For a number of reasons, Nationalmuseum has the world’s largest collection of portrait miniatures, 5,200 in total, with the number increasing steadily. A significant portion derives from the master collector Carl Fredrik Dahlgren, while the more exclusive works were donated by Hjalmar Wicander, a cork factory owner.
Production of bottle corks for the brewery industry provided the basis of his fortune. Wicander also donated funds specifically for additional purchases of miniatures. A portrait miniature could serve as an exclusive calling card or a lover’s gift – and was often carried close to the recipient’s heart. Now more than 600 of them are on display, everything from Nicholas Hilliard’s depiction of Queen Elizabeth I to Siri Derkert’s 20th century portrait of her son Carlo. For the first time, the miniature paintings are shown in context, together with other accessories such as jewelry, boxes and pocket watches.

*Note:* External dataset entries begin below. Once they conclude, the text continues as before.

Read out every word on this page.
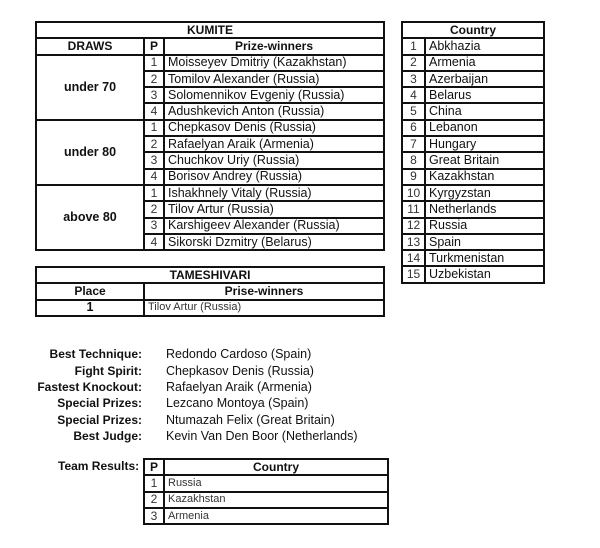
KUMITE		
DRAWS	P	Prize-winners
under 70	1	Moisseyev Dmitriy (Kazakhstan)
	2	Tomilov Alexander (Russia)
	3	Solomennikov Evgeniy (Russia)
	4	Adushkevich Anton (Russia)
under 80	1	Chepkasov Denis (Russia)
	2	Rafaelyan Araik (Armenia)
	3	Chuchkov Uriy (Russia)
	4	Borisov Andrey (Russia)
above 80	1	Ishakhnely Vitaly (Russia)
	2	Tilov Artur (Russia)
	3	Karshigeev Alexander (Russia)
	4	Sikorski Dzmitry (Belarus)
Country	
1	Abkhazia
2	Armenia
3	Azerbaijan
4	Belarus
5	China
6	Lebanon
7	Hungary
8	Great Britain
9	Kazakhstan
10	Kyrgyzstan
11	Netherlands
12	Russia
13	Spain
14	Turkmenistan
15	Uzbekistan
TAMESHIVARI	
Place	Prise-winners
1	Tilov Artur (Russia)
Best Technique: Redondo Cardoso (Spain)
Fight Spirit: Chepkasov Denis (Russia)
Fastest Knockout: Rafaelyan Araik (Armenia)
Special Prizes: Lezcano Montoya (Spain)
Special Prizes: Ntumazah Felix (Great Britain)
Best Judge: Kevin Van Den Boor (Netherlands)
Team Results: P	Country
1	Russia
2	Kazakhstan
3	Armenia
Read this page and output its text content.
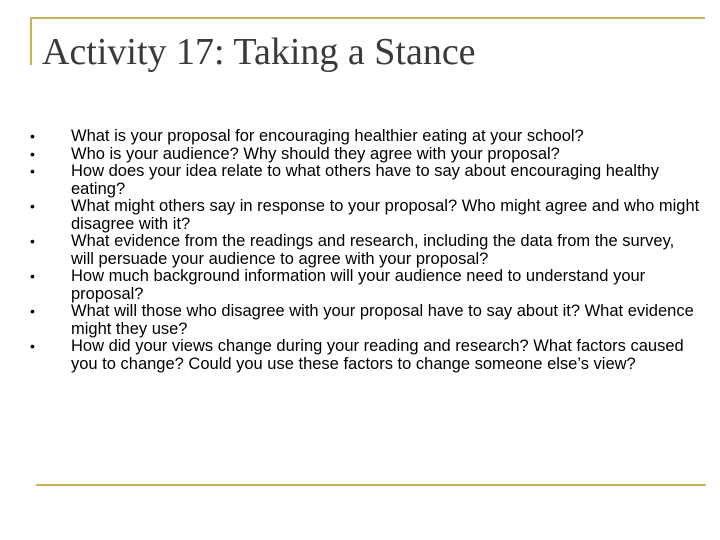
Activity 17: Taking a Stance
•	What is your proposal for encouraging healthier eating at your school?
•	Who is your audience? Why should they agree with your proposal?
•	How does your idea relate to what others have to say about encouraging healthy eating?
•	What might others say in response to your proposal? Who might agree and who might disagree with it?
•	What evidence from the readings and research, including the data from the survey, will persuade your audience to agree with your proposal?
•	How much background information will your audience need to understand your proposal?
•	What will those who disagree with your proposal have to say about it? What evidence might they use?
•	How did your views change during your reading and research? What factors caused you to change? Could you use these factors to change someone else’s view?
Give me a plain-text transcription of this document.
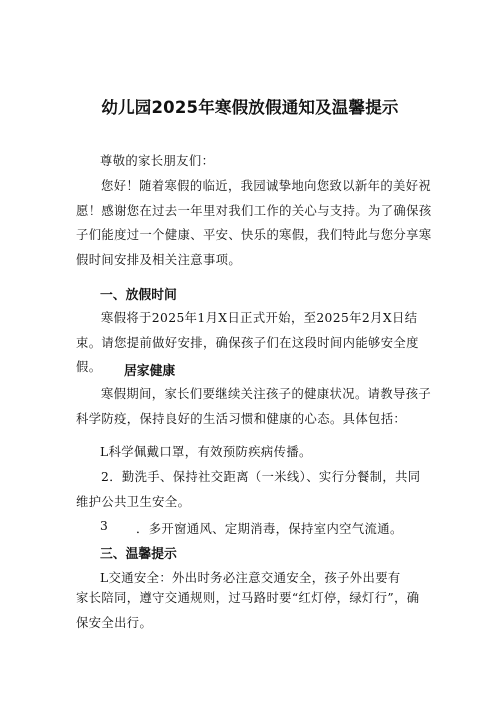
幼儿园2025年寒假放假通知及温馨提示
尊敬的家长朋友们：

您好！随着寒假的临近，我园诚挚地向您致以新年的美好祝愿！感谢您在过去一年里对我们工作的关心与支持。为了确保孩子们能度过一个健康、平安、快乐的寒假，我们特此与您分享寒假时间安排及相关注意事项。

一、放假时间

寒假将于2025年1月X日正式开始，至2025年2月X日结束。请您提前做好安排，确保孩子们在这段时间内能够安全度假。	居家健康

寒假期间，家长们要继续关注孩子的健康状况。请教导孩子科学防疫，保持良好的生活习惯和健康的心态。具体包括：

L科学佩戴口罩，有效预防疾病传播。

2．勤洗手、保持社交距离（一米线）、实行分餐制，共同维护公共卫生安全。

3 ．多开窗通风、定期消毒，保持室内空气流通。
三、温馨提示
L交通安全：外出时务必注意交通安全，孩子外出要有

家长陪同，遵守交通规则，过马路时要“红灯停，绿灯行”，确保安全出行。
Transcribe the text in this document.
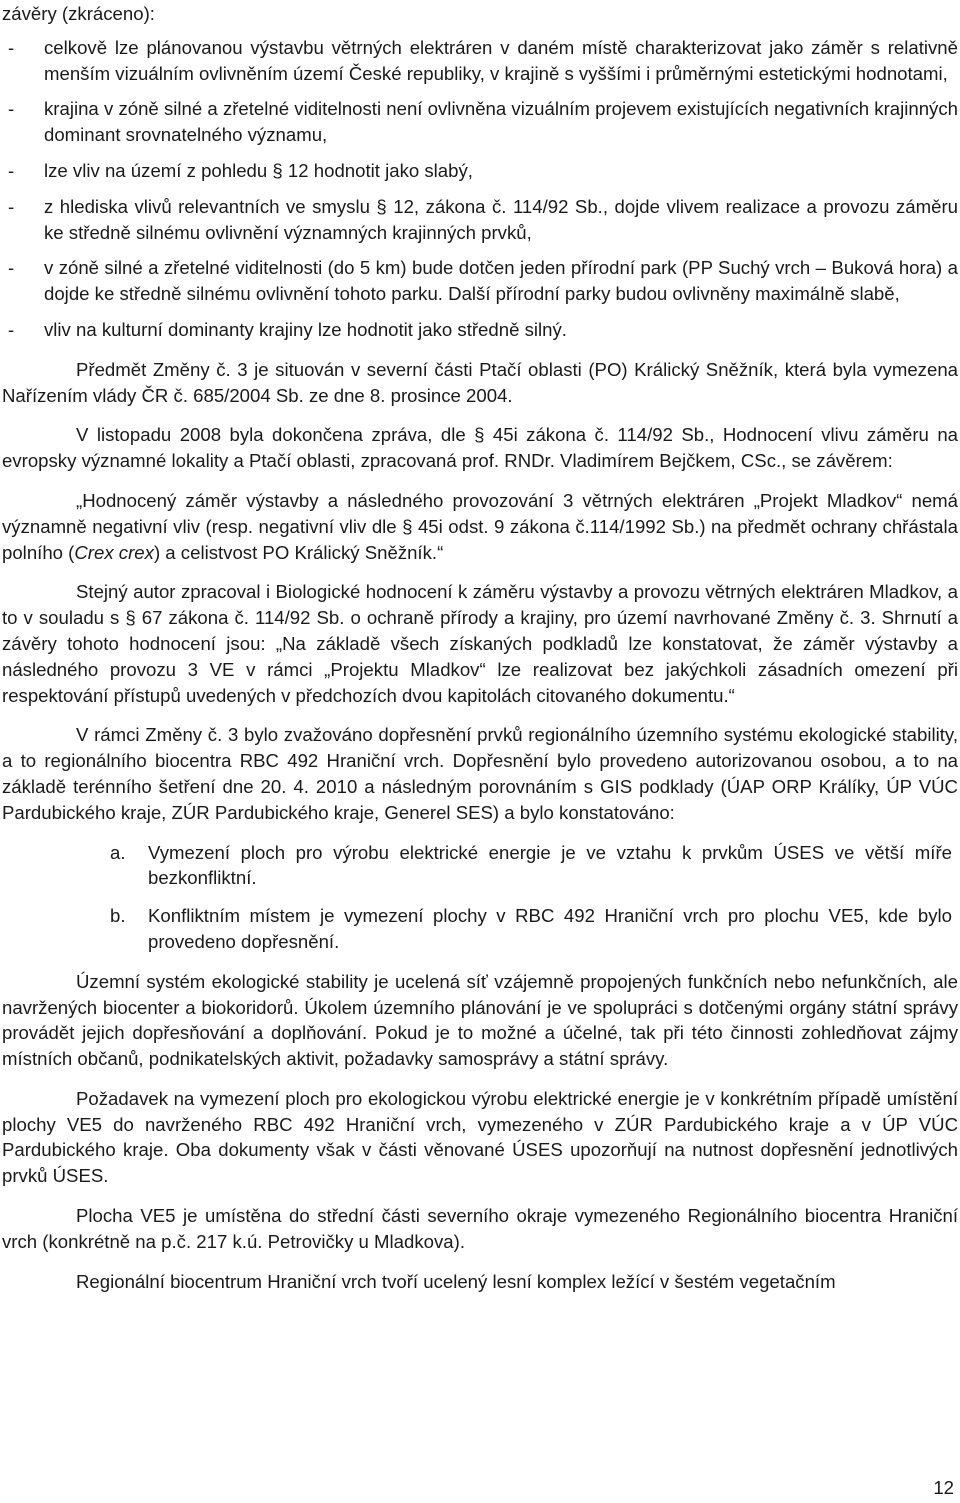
závěry (zkráceno):

- celkově lze plánovanou výstavbu větrných elektráren v daném místě charakterizovat jako záměr s relativně menším vizuálním ovlivněním území České republiky, v krajině s vyššími i průměrnými estetickými hodnotami,
- krajina v zóně silné a zřetelné viditelnosti není ovlivněna vizuálním projevem existujících negativních krajinných dominant srovnatelného významu,
- lze vliv na území z pohledu § 12 hodnotit jako slabý,
- z hlediska vlivů relevantních ve smyslu § 12, zákona č. 114/92 Sb., dojde vlivem realizace a provozu záměru ke středně silnému ovlivnění významných krajinných prvků,
- v zóně silné a zřetelné viditelnosti (do 5 km) bude dotčen jeden přírodní park (PP Suchý vrch – Buková hora) a dojde ke středně silnému ovlivnění tohoto parku. Další přírodní parky budou ovlivněny maximálně slabě,
- vliv na kulturní dominanty krajiny lze hodnotit jako středně silný.

Předmět Změny č. 3 je situován v severní části Ptačí oblasti (PO) Králický Sněžník, která byla vymezena Nařízením vlády ČR č. 685/2004 Sb. ze dne 8. prosince 2004.

V listopadu 2008 byla dokončena zpráva, dle § 45i zákona č. 114/92 Sb., Hodnocení vlivu záměru na evropsky významné lokality a Ptačí oblasti, zpracovaná prof. RNDr. Vladimírem Bejčkem, CSc., se závěrem:

„Hodnocený záměr výstavby a následného provozování 3 větrných elektráren „Projekt Mladkov“ nemá významně negativní vliv (resp. negativní vliv dle § 45i odst. 9 zákona č.114/1992 Sb.) na předmět ochrany chřástala polního (Crex crex) a celistvost PO Králický Sněžník.“

Stejný autor zpracoval i Biologické hodnocení k záměru výstavby a provozu větrných elektráren Mladkov, a to v souladu s § 67 zákona č. 114/92 Sb. o ochraně přírody a krajiny, pro území navrhované Změny č. 3. Shrnutí a závěry tohoto hodnocení jsou: „Na základě všech získaných podkladů lze konstatovat, že záměr výstavby a následného provozu 3 VE v rámci „Projektu Mladkov“ lze realizovat bez jakýchkoli zásadních omezení při respektování přístupů uvedených v předchozích dvou kapitolách citovaného dokumentu.“

V rámci Změny č. 3 bylo zvažováno dopřesnění prvků regionálního územního systému ekologické stability, a to regionálního biocentra RBC 492 Hraniční vrch. Dopřesnění bylo provedeno autorizovanou osobou, a to na základě terénního šetření dne 20. 4. 2010 a následným porovnáním s GIS podklady (ÚAP ORP Králíky, ÚP VÚC Pardubického kraje, ZÚR Pardubického kraje, Generel SES) a bylo konstatováno:

a. Vymezení ploch pro výrobu elektrické energie je ve vztahu k prvkům ÚSES ve větší míře bezkonfliktní.
b. Konfliktním místem je vymezení plochy v RBC 492 Hraniční vrch pro plochu VE5, kde bylo provedeno dopřesnění.

Územní systém ekologické stability je ucelená síť vzájemně propojených funkčních nebo nefunkčních, ale navržených biocenter a biokoridorů. Úkolem územního plánování je ve spolupráci s dotčenými orgány státní správy provádět jejich dopřesňování a doplňování. Pokud je to možné a účelné, tak při této činnosti zohledňovat zájmy místních občanů, podnikatelských aktivit, požadavky samosprávy a státní správy.

Požadavek na vymezení ploch pro ekologickou výrobu elektrické energie je v konkrétním případě umístění plochy VE5 do navrženého RBC 492 Hraniční vrch, vymezeného v ZÚR Pardubického kraje a v ÚP VÚC Pardubického kraje. Oba dokumenty však v části věnované ÚSES upozorňují na nutnost dopřesnění jednotlivých prvků ÚSES.

Plocha VE5 je umístěna do střední části severního okraje vymezeného Regionálního biocentra Hraniční vrch (konkrétně na p.č. 217 k.ú. Petrovičky u Mladkova).

Regionální biocentrum Hraniční vrch tvoří ucelený lesní komplex ležící v šestém vegetačním

12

The museum has been collecting contemporary jewelry over a lengthy period, but never previously actively acquired older objects. Consequently, in recent years significant complementary aquisitions have been made. Visitors can now make a close-up study of substantial parts of this collection. Jewelry is traditionally associated with women, but the exhibition also has a selection of accessories for men, ranging from canes to medals.